Mudava a apresentação e era alvo de brincadeiras.
O mendigo era conhecido como um homem bom que perdera a razão, a família, os amigos e até a identidade.
Não tomava bebida alcoólica e estava sempre tranqüilo, mesmo quando não recebia comida alguma.
Dizia sempre que Deus lhe daria um pouco na hora certa e, sempre na hora que precisava, alguém lhe estendia uma porção de alimentos.
Serapião agradecia com reverência e rogava a Deus pela pessoa que o ajudava.
Tudo que ganhava, dava primeiro para o Malhado, que, paciente, comia e ficava esperando por mais um pouco.
Não tinham onde passar as noites.
Onde anoiteciam, lá dormiam.
Quando chovia, procuravam abrigo embaixo da ponte do ribeirão.
Ali o mendigo ficava a meditar, com um olhar perdido no horizonte.
Aquela figura era intrigante, pois levava uma vida vegetativa, sem progresso, sem esperança e sem um futuro promissor.
Certo dia, um homem, com a desculpa de lhe oferecer umas bananas, foi bater um papo com o velho mendigo.
Iniciou a conversa falando do Malhado, perguntou pela idade dele, mas Serapião não sabia.
Dizia não ter idéia, pois se encontraram certo dia, quando ambos perambulavam pelas ruas.
Nossa amizade começou com um pedaço de pão.
- Disse o mendigo.
Ele parecia estar faminto e eu lhe ofereci um pouco do meu almoço.
Ele agradeceu, abanando o rabo, e daí, não me largou mais.
Ele me ajuda muito e eu retribuo essa ajuda sempre que posso.
Como vocês se ajudam? Perguntou.
Ele me vigia quando estou dormindo.
Ninguém pode chegar perto que ele late e ataca.
Quando ele dorme, eu fico vigiando para que outro cachorro não o incomode.
Continuando a conversa, o homem lhe fez uma nova pergunta:
Serapião, você tem algum desejo de vida?
Sim, respondeu ele.
Tenho vontade de comer um cachorro-quente, daqueles que têm na lanchonete da esquina.
Só isso?
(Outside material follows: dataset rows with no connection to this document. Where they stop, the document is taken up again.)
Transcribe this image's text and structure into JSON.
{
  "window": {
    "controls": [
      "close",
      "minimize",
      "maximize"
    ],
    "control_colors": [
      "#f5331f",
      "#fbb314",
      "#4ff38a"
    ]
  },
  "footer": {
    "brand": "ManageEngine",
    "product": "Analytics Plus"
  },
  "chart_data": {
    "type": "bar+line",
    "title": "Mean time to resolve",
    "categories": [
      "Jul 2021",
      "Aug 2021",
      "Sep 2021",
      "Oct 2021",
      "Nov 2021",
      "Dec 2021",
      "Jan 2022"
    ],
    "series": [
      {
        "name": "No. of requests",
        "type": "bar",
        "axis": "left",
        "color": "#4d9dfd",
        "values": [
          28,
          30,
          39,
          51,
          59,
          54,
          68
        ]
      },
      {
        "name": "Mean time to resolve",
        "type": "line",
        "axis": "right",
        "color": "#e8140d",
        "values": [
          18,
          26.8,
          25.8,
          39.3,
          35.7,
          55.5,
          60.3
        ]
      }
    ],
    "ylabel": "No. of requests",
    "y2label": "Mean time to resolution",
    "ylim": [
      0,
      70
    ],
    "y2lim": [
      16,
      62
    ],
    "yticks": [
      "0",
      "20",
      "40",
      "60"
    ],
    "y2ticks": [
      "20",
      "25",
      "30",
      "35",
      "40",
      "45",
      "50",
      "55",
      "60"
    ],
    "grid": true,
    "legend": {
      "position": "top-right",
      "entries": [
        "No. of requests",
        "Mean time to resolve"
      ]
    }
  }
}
Indagou.
É, no momento, é só isso que eu desejo.
Pois bem, disse-lhe o homem, vou satisfazer agora esse grande desejo.
Saiu, comprou um cachorro-quente e o entregou ao velho.
Ele arregalou os olhos, deu um sorriso, agradeceu a dádiva e, em seguida, tirou a salsicha, deu para o Malhado, e comeu o pão com os temperos.
O homem não entendeu aquele gesto, pois imaginava que a salsicha era o melhor pedaço.
Por que você deu para o Malhado, logo a salsicha? Interrogou, intrigado.
Ele, com a boca cheia, respondeu: Para o melhor amigo, o melhor pedaço.
E continuou comendo, alegre e satisfeito.
O homem se despediu de Serapião, passou a mão na cabeça do cão e saiu pensando com seus botões: Aprendi alguma coisa hoje.
Como é bom ter amigos.
Pessoas em que possamos confiar.
Por outro lado, é bom ser amigo de alguém e ter a satisfação de ser reconhecido como tal.
Jamais esquecerei a sabedoria deste mendigo.
E você, que parte tem reservado para os seus amigos?

O Céu e o Inferno...


Um homem, o seu cavalo e o seu cão iam por um caminho.
Quando passavam perto de uma árvore enorme, caiu um raio e os três morreram fulminados.
Mas o homem não se deu conta de que já tinha abandonado este mundo, e prosseguiu o seu caminho com os seus dois animais (às vezes os mortos andam um certo tempo antes de tomarem consciência da sua nova condição…).
O caminho era muito comprido e, colina acima, o Sol estava muito intenso; eles estavam suados e sedentos.
Numa curva do caminho viram um magnífico portal de mármore, que conduzia a uma praça pavimentada com portais de ouro.
O caminhante dirigiu-se ao homem que guardava a entrada e travou com ele, o seguinte diálogo:

- Bons dias.
- Bons dias – Respondeu o guardião.
- Como se chama este lugar tão bonito?
- Aqui é o céu.
- Que bom termos chegado ao Céu, porque estamos sedentos!
- Você pode entrar e beber quanta água queira. E o guardião apontou a fonte.
- Mas o meu cavalo e o meu cão também têm sede...
- Sinto muito – disse o guardião – mas aqui não é permitida a entrada de animais.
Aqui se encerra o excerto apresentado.